Actually, I don't know much about firewalls.
Can Windows firewall (in XP ) be configured to add "application (exe) control and some HIPS features (say DLL loading)" - to make it like Comodo?
How important are these functions?

Thanks Nick (or anyone else who might know).

 

Windows firewall itself cannot be configured to include such features. You could use an additional HIPS application though, which will allow you to control DLLs as well as application network access. Two good ones that include both features are SSM Pro and ProSecurity (free version of PS does control app network access, if I'm not mistaken).

 

I see. I just took a wild guess regarding v2. As I said, v3's another story.
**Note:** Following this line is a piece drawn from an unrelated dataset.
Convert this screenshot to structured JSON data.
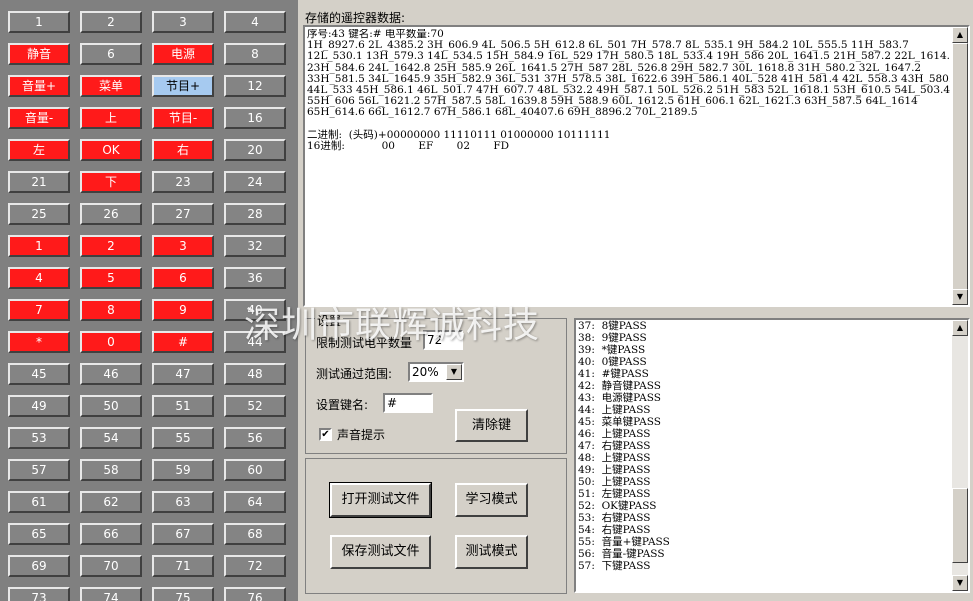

HIPS is much stronger, and logs are quite adequate.

Not much use of that one, for sure.

Un-needed services should always be disabled. I agree with you that needed should be left alone and their network access filtered in a proper way with a firewall.

I'll drink to that.

Cheers.

 

Thanks nick for the info/suggestions.

Could you clarify for me if the "application (exe) control" and the "HIPS features" are important?

(To be honest with you, I don't really know what they are.
People in this thread have said that outbound protection is over-rated; maybe this also applies to "application (exe) control" and the "HIPS features"??